Reduce the given collection itr with the given binary operator op. If provided, the initial value init must be a neutral element for op that will be returned for empty collections. It is unspecified whether init is used for non-empty collections.

— https://docs.julialang.org/en/latest/base/collections/#Base.reduce-Tuple{Any,Any}

It says init has to be a neutral element aka identity of op. This is to say, following must hold:

for x in a
    @assert op(x, init) == x
    @assert op(init, x) == x
end

However, op = (x, y) -> x + y[2] and init = 0.0 does not satisfy this. Element-wise processing must use mapreduce, not reduce. Alternatively, just use foldl. It is correct to invoke foldl((x, y) -> x + y[2], a, init = 0.0).
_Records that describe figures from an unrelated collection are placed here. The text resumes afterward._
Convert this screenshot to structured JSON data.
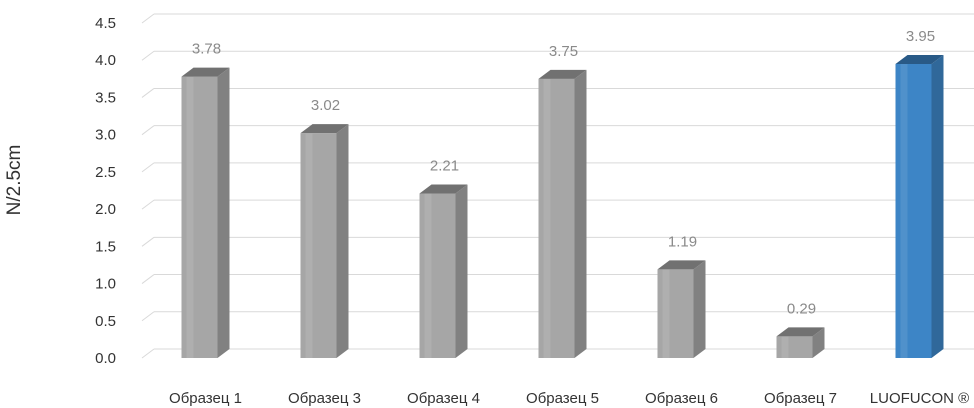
{
  "chart_data": {
    "type": "bar",
    "title": "",
    "xlabel": "",
    "ylabel": "N/2.5cm",
    "ylim": [
      0,
      4.5
    ],
    "y_ticks": [
      "0.0",
      "0.5",
      "1.0",
      "1.5",
      "2.0",
      "2.5",
      "3.0",
      "3.5",
      "4.0",
      "4.5"
    ],
    "grid": true,
    "style": "3d-columns",
    "categories": [
      "Образец 1",
      "Образец 3",
      "Образец 4",
      "Образец 5",
      "Образец 6",
      "Образец 7",
      "LUOFUCON ®"
    ],
    "values": [
      3.78,
      3.02,
      2.21,
      3.75,
      1.19,
      0.29,
      3.95
    ],
    "value_labels": [
      "3.78",
      "3.02",
      "2.21",
      "3.75",
      "1.19",
      "0.29",
      "3.95"
    ],
    "colors": {
      "default_bar": "#a6a6a6",
      "highlight_bar": "#3d85c6",
      "highlight_label": "#2f82c8",
      "grid": "#d9d9d9",
      "text": "#333333",
      "value_label": "#8a8a8a"
    },
    "highlight_index": 6
  }
}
Note also that op for reduce has to be associative (i.e., it has to be a monoid). op = (x, y) -> x + y[2] does not satisfy this.

A general advice is to be careful with “asymmetric looking” op when using reduce. If you can’t convince yourself that given op is associative and init is its identity, use foldl.

(All these complication may discourage you to use reduce. However, it is one of the most fundamental tool for parallel computation. So I think it’s important to learn how to use reduce.)